Sequence: successful delivery

sequenceDiagram participant Client participant Ctrl as LanguagePreferenceController participant Prod as LanguagePreferenceProducer participant K as Kafka participant Cons as LanguagePreferenceConsumer participant Proc as process() Client->>Ctrl: POST /language-preferences Ctrl->>Prod: publish(event) Ctrl-->>Client: 202 Accepted Prod->>K: send(key=customerId, acks=all) K-->>Prod: broker ack K->>Cons: onMessage(record) Cons->>Proc: process(event) Proc-->>Cons: success Cons->>K: ack.acknowledge() Note over K: offset committed

Sequence: consumer failure and DLT routing

sequenceDiagram participant K as Kafka participant Cons as LanguagePreferenceConsumer participant Proc as process() participant EH as DefaultErrorHandler participant DLT as language-preferences.DLT K->>Cons: onMessage(record) [attempt 1] Cons->>Proc: process(event) Proc-->>Cons: throws exception Cons->>EH: rethrow (no ack) Note over EH: FixedBackOff — wait 1 s, retry EH->>Cons: onMessage(record) [attempt 2] Cons->>Proc: process(event) Proc-->>Cons: throws again Cons->>EH: rethrow (no ack) Note over EH: retries exhausted EH->>DLT: route to dead-letter topic

Configuration reference

Kafka producer

Setting	Value	Purpose
`acks`	`all`	All in-sync replicas must acknowledge before the send completes
`enable.idempotence`	`true`	Prevents duplicate records from broker-level retries
`retries`	`Integer.MAX_VALUE`	Retries transient errors until `delivery.timeout.ms` elapses; the time bound, not the count, limits retries
`delivery.timeout.ms`	`120000` (default)	Upper bound on a single send, including all internal retries; not overridden in `KafkaConfig`
`max.in.flight.requests.per.connection`	`5`	Maximum allowed with idempotence enabled

Kafka consumer

Setting	Value	Purpose
`enable.auto.commit`	`false`	Offset committed manually after successful processing only
`auto.offset.reset`	`earliest`	No committed offset on first start — consume from the beginning
`AckMode`	`MANUAL_IMMEDIATE`	Commits immediately when `ack.acknowledge()` is called

Resilience4j

Both the producer and consumer have independent instances configured in application.yml.

Circuit breaker defaults

Instance	Failure threshold	Slow call threshold	Slow duration	Wait in open
`languagePreferenceProducer`	50%	80%	2 s	30 s
`languagePreferenceConsumer`	50%	—	—	30 s

Both instances use a count-based sliding window of 10 calls.

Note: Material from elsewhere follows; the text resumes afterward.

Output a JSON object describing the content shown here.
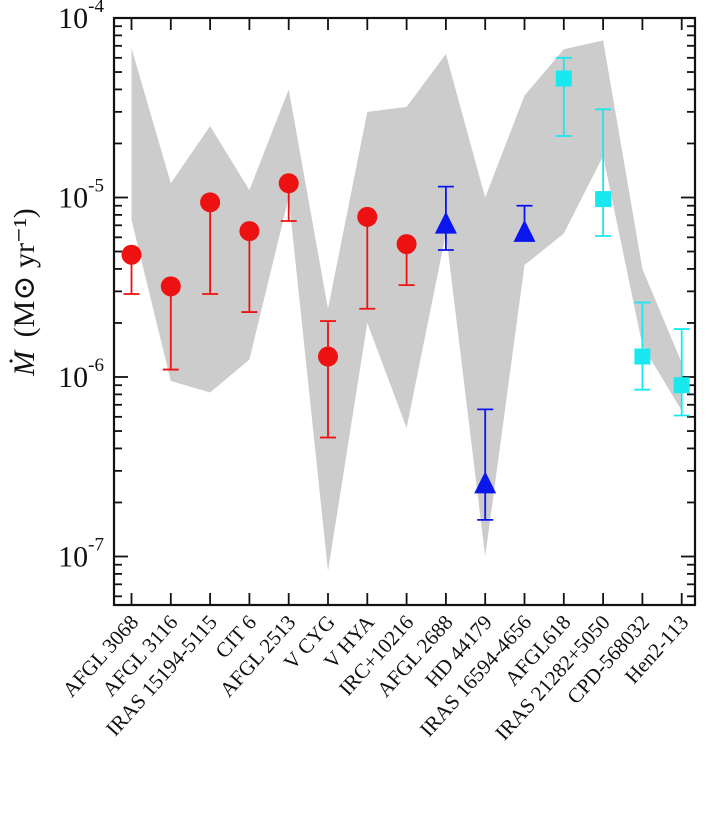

The producer permits 3 calls in the half-open state; the consumer leaves this at the Resilience4j default of 10.

Retry defaults

Both instances: 3 attempts, 1 s fixed wait, retries on any Exception.

DefaultErrorHandler

FixedBackOff(1 s, 2 attempts) — up to 2 delivery retries before the message is routed to the dead-letter topic. This operates at the Kafka listener container layer, independently of the Resilience4j retry inside process().

Layout

treeView-beta "kafka-local.sh" "src" "resources" "application.yml" "java" "..." "KafkaGuaranteesLabApplication.java" "config" "KafkaConfig.java" "consumer" "LanguagePreferenceConsumer.java" "producer" "LanguagePreferenceProducer.java" "LanguagePreferenceController.java" "model" "LanguagePreference.java"

Technologies

Component	Version
Java	25 (toolchain; runs on 17+)
Gradle	9.6.1
Spring Boot	4.0.6
Resilience4j	2.4.0
Spring Kafka	(via Spring Boot)
Micrometer/Prometheus	(via Spring Boot)
JaCoCo	0.8.14